When I’m in the mode of feeling positive about love, I don’t really feel the need to mark it down in song. In fact, I know what that song would sound like, and I would not subject anybody to that.
Regarding race or gender or sexuality, one of the great things about art and music is that they can provide people with very little else in common with a similar entry point for discussion, but the discussions still need to happen for life to get more interesting.
I think that music and art and film, at their best, can connect with something that is eternal in human beings, that might not have so many labels on it, something that’s ultimately universal and that may just be a feeling.
If you push hard enough you can change. You can take everything you know and round it up, turn it into something else, and keep turning things into something else.
My father was a psychiatrist and a social worker but he was a very talented painter and musician and writer on the side.
I want to be around these positive, expressive people who are doing something different and who also want to get the hell out of there and don’t want to be around basic human bullshit.
I don’t want my reasons to be informed by what people think about what I’m doing.
Being 15 and like a punk in the DIY community, basically being with a group of people like no one else, it was the first place to exclude or call out if people were racist, sexist, homophobic or in any way prejudiced.
There was something in me, even leaving fifth grade, that hit me and said, “I have to get out of here. I don’t know where, and I don’t know what else I can do but I’m really not going to end up like any of these people.”
I was born in St. Louis and lived in Pittsburgh for a bit, before my family moved to Nigeria, where they’re from. We lived there for three or four years and came back to the States when I was about ten. I realised that I’d gone from place to place not fitting in. The thing that helped me fit in when moving around and not having a ton of friends was that I could make art. That was the through-line.
If anybody won life, David Bowie did, at least as a creative entity in the sense of writing yourself into existence and writing yourself out in such a graceful swoop.
I feel like now if you’re going to start a band you have to have an Instagram full of yourself looking a certain way, lined up like five dudes in mugshot alley, hanging out by the bridge or up against the wall, or “We’re in a library for some reason!”
Adding instruments to parts of a song and having them somehow find a pocket. That to me was a huge lesson. Like, there’s more than 808s in the universe.
Adam is one of my favourite writers, period. He has such a unique voice and he’s somebody who I admire so much for putting the effort into inventing his own language and furthering it.
There are a lot of spikes that can happen when what you’re doing starts to get attention or people start to talk about it.

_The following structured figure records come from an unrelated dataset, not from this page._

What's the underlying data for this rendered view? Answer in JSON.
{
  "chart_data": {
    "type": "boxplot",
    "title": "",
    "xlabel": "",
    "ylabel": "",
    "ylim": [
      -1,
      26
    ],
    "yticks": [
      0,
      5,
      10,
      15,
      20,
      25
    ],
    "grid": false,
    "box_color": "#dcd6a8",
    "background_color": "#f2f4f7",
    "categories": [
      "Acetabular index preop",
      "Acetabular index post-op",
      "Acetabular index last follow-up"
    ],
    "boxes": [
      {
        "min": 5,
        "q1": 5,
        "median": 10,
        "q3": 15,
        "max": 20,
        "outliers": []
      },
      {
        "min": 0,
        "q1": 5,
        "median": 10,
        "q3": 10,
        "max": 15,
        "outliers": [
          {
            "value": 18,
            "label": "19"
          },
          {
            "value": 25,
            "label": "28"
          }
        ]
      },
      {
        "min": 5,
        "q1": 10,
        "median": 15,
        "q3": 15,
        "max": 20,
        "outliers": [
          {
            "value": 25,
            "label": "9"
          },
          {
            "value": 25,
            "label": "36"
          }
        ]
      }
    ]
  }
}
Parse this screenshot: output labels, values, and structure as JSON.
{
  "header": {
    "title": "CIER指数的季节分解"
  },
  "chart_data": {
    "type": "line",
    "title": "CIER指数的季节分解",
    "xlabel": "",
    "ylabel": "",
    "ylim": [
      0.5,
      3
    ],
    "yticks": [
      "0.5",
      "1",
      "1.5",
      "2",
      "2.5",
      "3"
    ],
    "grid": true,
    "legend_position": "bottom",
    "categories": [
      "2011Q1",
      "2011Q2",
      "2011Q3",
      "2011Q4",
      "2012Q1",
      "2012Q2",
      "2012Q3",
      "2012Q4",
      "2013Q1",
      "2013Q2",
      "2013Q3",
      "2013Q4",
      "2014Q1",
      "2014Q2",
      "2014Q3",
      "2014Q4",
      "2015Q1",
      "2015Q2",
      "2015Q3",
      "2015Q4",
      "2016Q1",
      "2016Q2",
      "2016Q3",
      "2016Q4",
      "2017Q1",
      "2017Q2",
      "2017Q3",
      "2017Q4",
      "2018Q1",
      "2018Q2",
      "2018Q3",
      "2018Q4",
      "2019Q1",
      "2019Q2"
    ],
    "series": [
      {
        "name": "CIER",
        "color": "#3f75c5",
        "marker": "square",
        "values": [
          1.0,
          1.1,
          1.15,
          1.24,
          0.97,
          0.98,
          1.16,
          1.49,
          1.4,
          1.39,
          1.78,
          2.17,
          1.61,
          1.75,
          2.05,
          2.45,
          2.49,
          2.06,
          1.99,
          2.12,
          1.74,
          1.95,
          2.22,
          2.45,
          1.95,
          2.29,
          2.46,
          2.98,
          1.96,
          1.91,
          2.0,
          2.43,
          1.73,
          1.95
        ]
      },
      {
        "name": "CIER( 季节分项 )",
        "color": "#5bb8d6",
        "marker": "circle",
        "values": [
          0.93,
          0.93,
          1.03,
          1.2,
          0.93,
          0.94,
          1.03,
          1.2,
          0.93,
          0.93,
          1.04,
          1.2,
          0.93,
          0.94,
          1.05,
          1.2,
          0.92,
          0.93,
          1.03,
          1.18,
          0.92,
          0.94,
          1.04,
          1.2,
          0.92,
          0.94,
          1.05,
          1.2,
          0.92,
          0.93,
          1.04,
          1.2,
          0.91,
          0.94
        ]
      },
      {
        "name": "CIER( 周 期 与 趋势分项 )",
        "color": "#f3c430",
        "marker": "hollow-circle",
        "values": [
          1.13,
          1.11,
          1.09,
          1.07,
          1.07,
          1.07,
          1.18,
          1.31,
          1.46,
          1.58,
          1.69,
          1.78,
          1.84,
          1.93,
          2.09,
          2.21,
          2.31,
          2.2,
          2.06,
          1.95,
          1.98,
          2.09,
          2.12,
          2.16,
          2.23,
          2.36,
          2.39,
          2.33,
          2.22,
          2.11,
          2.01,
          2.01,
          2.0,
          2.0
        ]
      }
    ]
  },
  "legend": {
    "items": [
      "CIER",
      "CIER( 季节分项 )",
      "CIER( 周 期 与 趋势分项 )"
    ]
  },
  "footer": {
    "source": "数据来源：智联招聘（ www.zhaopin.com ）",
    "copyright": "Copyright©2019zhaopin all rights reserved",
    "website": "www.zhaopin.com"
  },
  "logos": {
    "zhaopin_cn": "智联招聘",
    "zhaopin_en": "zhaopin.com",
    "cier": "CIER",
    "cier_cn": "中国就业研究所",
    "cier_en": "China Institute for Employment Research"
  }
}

They can just kind of really do a number on your reasons for making music.
No one wanted a job. No one could hold a job. You tend to see those going hand in hand.

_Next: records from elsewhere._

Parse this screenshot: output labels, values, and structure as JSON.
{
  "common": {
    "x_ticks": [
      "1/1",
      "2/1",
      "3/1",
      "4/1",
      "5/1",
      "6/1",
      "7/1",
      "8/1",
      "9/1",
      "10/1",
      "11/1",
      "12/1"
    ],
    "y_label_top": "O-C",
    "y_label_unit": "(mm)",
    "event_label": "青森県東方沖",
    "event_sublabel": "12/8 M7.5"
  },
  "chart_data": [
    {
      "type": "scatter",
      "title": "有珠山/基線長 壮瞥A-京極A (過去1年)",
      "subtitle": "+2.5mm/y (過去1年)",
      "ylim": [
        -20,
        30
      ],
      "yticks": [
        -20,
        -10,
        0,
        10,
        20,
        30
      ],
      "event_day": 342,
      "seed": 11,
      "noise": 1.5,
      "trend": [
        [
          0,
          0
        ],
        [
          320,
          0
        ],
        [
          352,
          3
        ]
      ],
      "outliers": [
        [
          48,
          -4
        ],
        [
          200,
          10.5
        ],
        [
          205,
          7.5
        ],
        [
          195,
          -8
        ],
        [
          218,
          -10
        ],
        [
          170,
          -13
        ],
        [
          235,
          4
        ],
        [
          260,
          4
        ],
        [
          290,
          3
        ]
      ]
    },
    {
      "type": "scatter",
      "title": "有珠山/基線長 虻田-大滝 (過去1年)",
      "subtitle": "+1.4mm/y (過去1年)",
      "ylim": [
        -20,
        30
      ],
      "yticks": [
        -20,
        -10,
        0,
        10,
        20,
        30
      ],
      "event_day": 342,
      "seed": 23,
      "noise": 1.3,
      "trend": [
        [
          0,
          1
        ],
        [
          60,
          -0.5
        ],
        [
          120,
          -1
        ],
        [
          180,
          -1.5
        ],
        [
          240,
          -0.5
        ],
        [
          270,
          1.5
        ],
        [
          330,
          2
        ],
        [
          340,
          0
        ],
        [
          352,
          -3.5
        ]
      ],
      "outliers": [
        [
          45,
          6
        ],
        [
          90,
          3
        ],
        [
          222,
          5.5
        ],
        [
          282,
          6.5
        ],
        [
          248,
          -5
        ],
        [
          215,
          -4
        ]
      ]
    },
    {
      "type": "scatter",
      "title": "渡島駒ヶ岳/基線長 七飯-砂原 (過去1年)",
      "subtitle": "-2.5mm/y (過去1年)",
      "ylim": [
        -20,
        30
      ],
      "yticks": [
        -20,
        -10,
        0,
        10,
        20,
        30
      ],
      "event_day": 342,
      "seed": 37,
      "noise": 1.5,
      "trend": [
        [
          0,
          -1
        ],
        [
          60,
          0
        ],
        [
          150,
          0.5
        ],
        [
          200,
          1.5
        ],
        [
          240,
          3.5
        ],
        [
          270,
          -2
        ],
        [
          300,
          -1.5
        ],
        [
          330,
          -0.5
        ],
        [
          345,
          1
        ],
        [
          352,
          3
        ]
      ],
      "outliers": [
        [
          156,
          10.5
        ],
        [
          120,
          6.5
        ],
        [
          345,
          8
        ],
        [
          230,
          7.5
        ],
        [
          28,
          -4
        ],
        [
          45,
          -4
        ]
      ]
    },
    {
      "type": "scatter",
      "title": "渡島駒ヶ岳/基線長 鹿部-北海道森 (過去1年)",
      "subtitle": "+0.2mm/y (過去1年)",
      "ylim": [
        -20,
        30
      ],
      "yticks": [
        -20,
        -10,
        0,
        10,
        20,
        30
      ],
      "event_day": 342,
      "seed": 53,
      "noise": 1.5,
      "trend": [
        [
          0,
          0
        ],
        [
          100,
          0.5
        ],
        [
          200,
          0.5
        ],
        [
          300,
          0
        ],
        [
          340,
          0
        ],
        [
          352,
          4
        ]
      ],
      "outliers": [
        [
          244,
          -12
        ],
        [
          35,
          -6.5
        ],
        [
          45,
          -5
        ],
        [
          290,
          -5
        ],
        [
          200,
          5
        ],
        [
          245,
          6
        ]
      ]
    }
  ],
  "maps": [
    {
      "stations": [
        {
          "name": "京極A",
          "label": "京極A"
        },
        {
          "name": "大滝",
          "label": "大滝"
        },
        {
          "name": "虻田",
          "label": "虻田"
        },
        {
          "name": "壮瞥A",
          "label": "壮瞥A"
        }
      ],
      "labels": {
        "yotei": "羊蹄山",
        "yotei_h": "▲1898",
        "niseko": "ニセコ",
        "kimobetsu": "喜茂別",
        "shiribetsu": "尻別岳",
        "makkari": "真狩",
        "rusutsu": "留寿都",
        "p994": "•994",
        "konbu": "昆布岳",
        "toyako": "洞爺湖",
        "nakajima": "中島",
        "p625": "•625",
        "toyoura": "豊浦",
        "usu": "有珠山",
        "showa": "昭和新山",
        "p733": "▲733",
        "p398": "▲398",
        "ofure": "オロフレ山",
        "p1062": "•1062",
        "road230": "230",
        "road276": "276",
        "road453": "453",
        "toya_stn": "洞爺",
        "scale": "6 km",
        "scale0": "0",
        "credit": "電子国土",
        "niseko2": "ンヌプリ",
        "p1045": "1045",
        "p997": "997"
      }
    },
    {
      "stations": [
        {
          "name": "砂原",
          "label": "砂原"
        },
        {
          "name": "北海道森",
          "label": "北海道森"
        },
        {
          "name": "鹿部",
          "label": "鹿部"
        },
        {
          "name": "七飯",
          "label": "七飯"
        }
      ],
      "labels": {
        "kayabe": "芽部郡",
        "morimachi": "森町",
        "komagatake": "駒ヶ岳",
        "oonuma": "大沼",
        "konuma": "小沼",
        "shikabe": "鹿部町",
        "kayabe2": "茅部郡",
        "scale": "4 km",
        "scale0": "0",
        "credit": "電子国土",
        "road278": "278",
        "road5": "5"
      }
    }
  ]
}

I was living in a loft with Dave Sitek – this loft full of people just working on their stuff. Some were painting, some were writing. Any plans you had were kind of like a plan for the next two months.
You have to be a really talented writer if you’re trying to encapsulate a news story with a song and have it live after the event. I don’t have the focus to do that, really.
I know that being upset without having an avenue to fix anything is a real hard place to be in for too long. But it’s even worse thinking that it’ll go away if you just ignore it.
Painting and animation can be kind of long work. Music was more immediate and more fun.
The feeling of being halfway through a show and just realizing that there’s nothing you can do to save it – it’s a horrible feeling.
I’ve had terrible, terrible, terrible shows where I just thought, “That was off-key” or I forgot lines or I thought I looked like an idiot, and then you’re leaving and talking to people, and they’re like, “I had the best time of my life! That was amazing!” You just never know.
Even as a fan, as someone who’s into his performances, the Stooges and his own stuff, Iggy [Pop] is one of the people who kept underlining something that a lot of my older musician friends with punk roots say: you get into this space in your life where you feel like a weirdo, you’re marginalised, you don’t fit in… and then you can get up on stage in front of people who probably hate you.
Most of the bands that I really hold in my heart – you don’t think about them as bands; they’re just the soundtrack of your life.
A lot of people have reunion things, but I think bands are supposed to break up.